Guarda aposentado busca recuperar cachorro após agressão em elevador de prédio em Praia Grande
Um caso de maus-tratos a animais está mobilizando a Justiça em Praia Grande, no litoral de São Paulo. Christiano José Bezerra da Silva, um guarda civil municipal aposentado de 58 anos, agrediu seu próprio cachorro dentro do elevador de um prédio residencial e agora busca recuperar o animal que foi apreendido pelas autoridades policiais.
Justiça nega pedido inicial, mas defesa promete recorrer
A Justiça já negou o primeiro pedido de liberação do cão, mas o advogado Leonardo Camargo, que representa o aposentado, informou que recorrerá da decisão. "Nós impetramos um mandado de segurança sobre essa negatória", afirmou o profissional, demonstrando otimismo sobre um possível novo posicionamento judicial nos próximos dias.
O caso começou a ser investigado após o 3° Distrito Policial de Praia Grande receber uma denúncia anônima no dia 3 de março. As autoridades confirmaram as agressões após analisarem as imagens das câmeras de monitoramento do prédio e apreenderam o animal três dias depois do registro da ocorrência.
Cenas de violência captadas pelas câmeras
No vídeo que circulou amplamente, é possível observar claramente Christiano dando tapas e chutes no cão de pequeno porte, além de chacoalhá-lo violentamente enquanto o animal estava pendurado pela coleira. A força aplicada foi tanta que a coleira chegou a se soltar do pescoço do cachorro durante a agressão.

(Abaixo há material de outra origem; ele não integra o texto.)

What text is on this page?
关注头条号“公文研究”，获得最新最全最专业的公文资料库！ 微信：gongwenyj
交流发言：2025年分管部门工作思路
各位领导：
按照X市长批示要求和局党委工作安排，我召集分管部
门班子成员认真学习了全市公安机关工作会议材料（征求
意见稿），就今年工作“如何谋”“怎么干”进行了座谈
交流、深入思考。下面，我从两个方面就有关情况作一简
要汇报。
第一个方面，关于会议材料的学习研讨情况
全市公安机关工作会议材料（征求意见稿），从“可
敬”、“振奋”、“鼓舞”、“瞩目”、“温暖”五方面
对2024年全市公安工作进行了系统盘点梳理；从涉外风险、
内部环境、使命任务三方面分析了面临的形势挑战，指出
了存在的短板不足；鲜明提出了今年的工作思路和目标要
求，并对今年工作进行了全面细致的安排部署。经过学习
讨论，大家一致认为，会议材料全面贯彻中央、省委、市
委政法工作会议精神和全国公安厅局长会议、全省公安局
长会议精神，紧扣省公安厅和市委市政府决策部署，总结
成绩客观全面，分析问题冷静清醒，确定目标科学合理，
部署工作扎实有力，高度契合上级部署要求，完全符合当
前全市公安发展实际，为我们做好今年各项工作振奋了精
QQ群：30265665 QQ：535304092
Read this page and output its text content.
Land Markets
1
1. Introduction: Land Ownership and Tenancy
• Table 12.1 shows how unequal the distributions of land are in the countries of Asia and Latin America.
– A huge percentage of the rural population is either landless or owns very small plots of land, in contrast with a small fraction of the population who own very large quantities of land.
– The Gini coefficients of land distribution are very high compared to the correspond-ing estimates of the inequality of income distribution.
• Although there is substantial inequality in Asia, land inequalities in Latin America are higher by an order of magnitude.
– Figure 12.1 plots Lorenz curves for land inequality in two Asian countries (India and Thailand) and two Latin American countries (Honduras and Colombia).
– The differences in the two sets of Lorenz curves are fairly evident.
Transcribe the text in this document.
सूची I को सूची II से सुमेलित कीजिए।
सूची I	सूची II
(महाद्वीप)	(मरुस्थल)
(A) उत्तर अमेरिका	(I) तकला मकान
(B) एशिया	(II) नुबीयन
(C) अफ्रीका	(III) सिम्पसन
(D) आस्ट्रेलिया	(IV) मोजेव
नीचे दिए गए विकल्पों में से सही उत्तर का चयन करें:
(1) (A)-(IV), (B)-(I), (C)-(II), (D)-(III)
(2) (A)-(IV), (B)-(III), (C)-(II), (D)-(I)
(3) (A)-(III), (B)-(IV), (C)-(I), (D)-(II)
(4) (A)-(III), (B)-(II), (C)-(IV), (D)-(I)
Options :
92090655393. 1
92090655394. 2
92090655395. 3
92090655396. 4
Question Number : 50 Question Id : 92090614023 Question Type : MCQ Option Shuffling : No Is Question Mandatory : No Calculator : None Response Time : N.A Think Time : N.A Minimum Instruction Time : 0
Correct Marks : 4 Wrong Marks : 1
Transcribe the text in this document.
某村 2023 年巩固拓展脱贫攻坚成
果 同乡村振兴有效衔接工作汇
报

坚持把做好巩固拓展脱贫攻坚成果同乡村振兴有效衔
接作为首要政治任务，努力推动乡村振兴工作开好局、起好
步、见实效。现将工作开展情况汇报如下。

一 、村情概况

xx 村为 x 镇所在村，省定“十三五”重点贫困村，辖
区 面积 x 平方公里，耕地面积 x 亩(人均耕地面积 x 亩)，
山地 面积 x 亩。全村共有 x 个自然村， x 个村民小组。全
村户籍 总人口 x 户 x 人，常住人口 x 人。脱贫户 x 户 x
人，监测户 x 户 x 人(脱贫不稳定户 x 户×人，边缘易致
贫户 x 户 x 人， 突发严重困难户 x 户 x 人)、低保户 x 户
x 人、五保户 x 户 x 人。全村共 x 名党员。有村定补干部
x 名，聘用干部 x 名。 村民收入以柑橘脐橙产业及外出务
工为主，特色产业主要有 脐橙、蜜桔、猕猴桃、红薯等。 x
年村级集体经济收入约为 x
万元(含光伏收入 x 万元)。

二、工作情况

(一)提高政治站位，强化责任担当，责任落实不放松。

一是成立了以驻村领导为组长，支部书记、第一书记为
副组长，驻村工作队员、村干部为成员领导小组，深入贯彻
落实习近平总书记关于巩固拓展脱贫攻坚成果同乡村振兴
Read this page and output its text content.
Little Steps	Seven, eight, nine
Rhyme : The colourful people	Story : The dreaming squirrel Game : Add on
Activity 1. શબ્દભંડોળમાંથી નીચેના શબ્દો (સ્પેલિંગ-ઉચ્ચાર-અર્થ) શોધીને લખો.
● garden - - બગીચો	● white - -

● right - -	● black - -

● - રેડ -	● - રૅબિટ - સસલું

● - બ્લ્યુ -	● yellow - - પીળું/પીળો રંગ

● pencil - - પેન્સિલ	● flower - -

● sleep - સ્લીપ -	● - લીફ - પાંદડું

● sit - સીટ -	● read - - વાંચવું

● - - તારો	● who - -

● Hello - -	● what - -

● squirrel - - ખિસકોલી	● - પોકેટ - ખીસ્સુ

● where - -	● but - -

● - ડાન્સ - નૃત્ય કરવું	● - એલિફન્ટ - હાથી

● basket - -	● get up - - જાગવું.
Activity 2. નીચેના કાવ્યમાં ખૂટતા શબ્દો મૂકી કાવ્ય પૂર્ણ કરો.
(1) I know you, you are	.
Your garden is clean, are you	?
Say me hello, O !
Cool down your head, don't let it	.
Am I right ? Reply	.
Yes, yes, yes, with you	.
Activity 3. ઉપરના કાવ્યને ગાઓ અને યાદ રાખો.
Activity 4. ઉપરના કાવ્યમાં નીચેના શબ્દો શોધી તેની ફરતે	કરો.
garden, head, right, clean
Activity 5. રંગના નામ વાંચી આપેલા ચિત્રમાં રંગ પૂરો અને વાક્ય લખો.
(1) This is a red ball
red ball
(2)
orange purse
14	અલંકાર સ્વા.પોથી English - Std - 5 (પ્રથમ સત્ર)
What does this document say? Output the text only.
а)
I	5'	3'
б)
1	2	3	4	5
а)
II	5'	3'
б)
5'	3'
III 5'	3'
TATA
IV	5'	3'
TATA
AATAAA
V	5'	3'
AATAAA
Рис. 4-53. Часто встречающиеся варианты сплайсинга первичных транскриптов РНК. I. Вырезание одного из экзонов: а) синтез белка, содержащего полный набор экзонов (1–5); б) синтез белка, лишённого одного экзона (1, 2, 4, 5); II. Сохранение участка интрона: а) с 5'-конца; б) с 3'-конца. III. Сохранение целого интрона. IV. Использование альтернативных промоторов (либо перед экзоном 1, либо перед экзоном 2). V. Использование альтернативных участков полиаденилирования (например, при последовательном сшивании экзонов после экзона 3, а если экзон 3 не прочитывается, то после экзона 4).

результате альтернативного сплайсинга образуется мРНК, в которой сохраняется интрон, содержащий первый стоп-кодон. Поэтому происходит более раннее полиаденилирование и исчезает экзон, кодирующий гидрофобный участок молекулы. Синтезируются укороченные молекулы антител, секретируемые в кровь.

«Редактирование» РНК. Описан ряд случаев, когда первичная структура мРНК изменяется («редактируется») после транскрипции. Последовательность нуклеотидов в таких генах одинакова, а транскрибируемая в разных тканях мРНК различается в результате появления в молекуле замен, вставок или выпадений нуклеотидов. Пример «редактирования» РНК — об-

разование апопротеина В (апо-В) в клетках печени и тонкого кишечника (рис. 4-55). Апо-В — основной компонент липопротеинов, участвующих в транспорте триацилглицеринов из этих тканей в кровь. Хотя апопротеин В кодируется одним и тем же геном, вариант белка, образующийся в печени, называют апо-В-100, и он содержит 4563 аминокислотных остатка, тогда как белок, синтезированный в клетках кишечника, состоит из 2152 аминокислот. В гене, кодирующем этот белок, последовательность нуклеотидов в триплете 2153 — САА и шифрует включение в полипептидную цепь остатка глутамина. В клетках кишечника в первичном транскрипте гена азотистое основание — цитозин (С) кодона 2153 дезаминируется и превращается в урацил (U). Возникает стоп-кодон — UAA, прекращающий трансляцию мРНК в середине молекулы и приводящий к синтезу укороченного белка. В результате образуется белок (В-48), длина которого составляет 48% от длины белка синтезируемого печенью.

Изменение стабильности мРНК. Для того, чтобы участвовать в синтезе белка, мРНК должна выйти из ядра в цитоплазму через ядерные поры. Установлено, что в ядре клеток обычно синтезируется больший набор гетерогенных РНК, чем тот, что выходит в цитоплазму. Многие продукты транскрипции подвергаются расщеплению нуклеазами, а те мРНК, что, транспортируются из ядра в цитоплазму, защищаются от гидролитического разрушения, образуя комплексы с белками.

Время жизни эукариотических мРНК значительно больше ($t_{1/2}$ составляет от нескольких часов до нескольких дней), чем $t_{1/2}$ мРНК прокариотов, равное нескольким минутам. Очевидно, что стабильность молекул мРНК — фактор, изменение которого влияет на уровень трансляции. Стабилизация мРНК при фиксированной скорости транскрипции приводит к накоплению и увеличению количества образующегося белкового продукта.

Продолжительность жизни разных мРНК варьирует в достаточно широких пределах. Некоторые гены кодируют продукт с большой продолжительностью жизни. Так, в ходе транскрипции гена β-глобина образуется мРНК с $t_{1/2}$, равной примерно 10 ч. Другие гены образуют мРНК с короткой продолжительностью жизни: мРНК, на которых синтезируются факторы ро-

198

Curiosamente, um laudo veterinário posterior não apontou lesões físicas no animal. À polícia, o aposentado apresentou uma versão diferente dos fatos, alegando que estava tentando separar uma briga entre seu cachorro e outro animal no momento registrado pelas câmeras.
Vínculo familiar e sofrimento dos animais
De acordo com o advogado Leonardo Camargo, o tutor possuía o cão, chamado Bobby, há oito anos e considera o animal como parte da família. "O animal, por esses longos anos que está com a família, todo o zelo, todo o carinho, já virou um ente familiar. Então a família sofre também com esse afastamento", relatou o profissional.
O advogado ainda revelou que Christiano possui outro animal de estimação que estaria sofrendo com a ausência de Bobby. "Por estar tanto tempo longe do outro, está até com sequelas psicológicas. O animal ficou em casa, já não se alimenta bem, já não quer participar de recreações com a família", afirmou.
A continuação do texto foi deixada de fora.